RIOT police fired water cannon and tear gas on a mass march against President Park Geun Hye’s conservative government through Seoul yesterday, arresting scores of people.

Trade unions, farmers’ associations and other groups had rallied 70,000 people to demand Ms Park’s resignation and an end to redundancies.

Clashes erupted when protesters tried to move buses parked by police as barricades across the protest route.

Korea Peasants League secretary-general Cho Byung Ok said an elderly farmer, Baek Nam Gi, remained unconscious in hospital yesterday evening after being knocked down by a water cannon jet near the City Hall.

Video footage showed Mr Baek lying motionless as other demonstrators struggled to drag him away and police continued to hose them with water cannon.

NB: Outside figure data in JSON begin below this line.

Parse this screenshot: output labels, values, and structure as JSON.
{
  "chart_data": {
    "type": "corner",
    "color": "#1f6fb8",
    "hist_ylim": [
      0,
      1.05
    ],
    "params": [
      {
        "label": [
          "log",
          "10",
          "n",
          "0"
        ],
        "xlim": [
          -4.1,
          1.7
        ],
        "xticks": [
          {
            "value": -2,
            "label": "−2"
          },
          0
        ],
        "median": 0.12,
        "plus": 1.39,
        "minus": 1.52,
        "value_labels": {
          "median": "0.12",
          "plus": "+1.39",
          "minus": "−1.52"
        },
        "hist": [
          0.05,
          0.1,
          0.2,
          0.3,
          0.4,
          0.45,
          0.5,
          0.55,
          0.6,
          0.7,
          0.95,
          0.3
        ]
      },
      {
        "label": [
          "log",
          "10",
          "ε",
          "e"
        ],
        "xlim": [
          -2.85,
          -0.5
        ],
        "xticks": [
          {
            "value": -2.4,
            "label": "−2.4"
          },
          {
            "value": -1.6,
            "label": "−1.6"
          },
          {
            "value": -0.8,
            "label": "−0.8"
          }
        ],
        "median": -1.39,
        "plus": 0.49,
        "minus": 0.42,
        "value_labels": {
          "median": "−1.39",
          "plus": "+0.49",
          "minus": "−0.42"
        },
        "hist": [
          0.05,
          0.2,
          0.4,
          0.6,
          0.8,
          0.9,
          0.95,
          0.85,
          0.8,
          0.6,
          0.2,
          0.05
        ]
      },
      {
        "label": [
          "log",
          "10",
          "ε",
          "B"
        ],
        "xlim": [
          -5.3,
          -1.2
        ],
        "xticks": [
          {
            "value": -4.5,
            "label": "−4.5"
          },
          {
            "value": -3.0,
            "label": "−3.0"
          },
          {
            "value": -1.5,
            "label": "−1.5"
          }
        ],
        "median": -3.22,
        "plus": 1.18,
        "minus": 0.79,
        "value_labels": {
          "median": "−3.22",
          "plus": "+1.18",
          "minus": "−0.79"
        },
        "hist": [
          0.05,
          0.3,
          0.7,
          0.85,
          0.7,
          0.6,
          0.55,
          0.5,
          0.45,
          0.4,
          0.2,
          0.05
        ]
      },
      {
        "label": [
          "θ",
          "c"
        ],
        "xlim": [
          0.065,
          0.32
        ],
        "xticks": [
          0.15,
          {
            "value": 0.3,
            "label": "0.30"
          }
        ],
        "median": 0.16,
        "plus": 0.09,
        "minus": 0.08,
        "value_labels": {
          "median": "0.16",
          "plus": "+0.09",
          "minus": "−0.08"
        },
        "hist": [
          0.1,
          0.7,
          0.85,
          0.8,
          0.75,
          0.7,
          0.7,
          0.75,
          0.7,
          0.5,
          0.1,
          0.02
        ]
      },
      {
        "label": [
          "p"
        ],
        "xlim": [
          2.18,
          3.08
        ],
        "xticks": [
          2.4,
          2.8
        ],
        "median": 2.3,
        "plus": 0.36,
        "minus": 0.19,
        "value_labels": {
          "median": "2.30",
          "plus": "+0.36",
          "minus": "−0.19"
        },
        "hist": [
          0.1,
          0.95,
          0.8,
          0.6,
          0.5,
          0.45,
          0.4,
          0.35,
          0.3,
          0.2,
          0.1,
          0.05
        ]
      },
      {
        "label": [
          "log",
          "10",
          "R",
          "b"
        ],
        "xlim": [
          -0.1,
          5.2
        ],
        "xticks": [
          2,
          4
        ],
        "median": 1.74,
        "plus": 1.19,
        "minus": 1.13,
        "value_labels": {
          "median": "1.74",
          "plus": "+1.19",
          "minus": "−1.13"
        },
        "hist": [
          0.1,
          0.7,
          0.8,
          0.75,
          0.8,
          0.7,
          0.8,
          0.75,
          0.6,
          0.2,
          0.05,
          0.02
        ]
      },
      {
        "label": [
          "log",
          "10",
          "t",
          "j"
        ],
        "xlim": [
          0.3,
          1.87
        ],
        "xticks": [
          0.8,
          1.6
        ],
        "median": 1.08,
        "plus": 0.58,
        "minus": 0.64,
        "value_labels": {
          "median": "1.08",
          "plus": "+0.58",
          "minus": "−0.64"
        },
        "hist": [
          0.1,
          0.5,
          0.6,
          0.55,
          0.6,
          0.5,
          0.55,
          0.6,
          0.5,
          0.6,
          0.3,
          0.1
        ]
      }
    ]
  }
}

Opposition New Politics Alliance for Democracy spokesman Kim Sung Soo criticised the “excessively violent” police suppression of the protest, which he said was responsible for Mr Baek’s injury.

Police said they had arrested 51 people and may round up more in a crackdown on protest organisers.

They were marching against plans to allow firms to lay off staff more easily, which the government claims will improve prospects for young workers.

Demonstrators also opposed the imposition of as yet unpublished history textbooks on secondary schools from 2017, fearing that they will whitewash South Korea’s decades of military dictatorship.

Ms Park is the daughter of dictator Park Chung Hee, who came to power in a 1961 military coup and ruled until his assassination in 1971.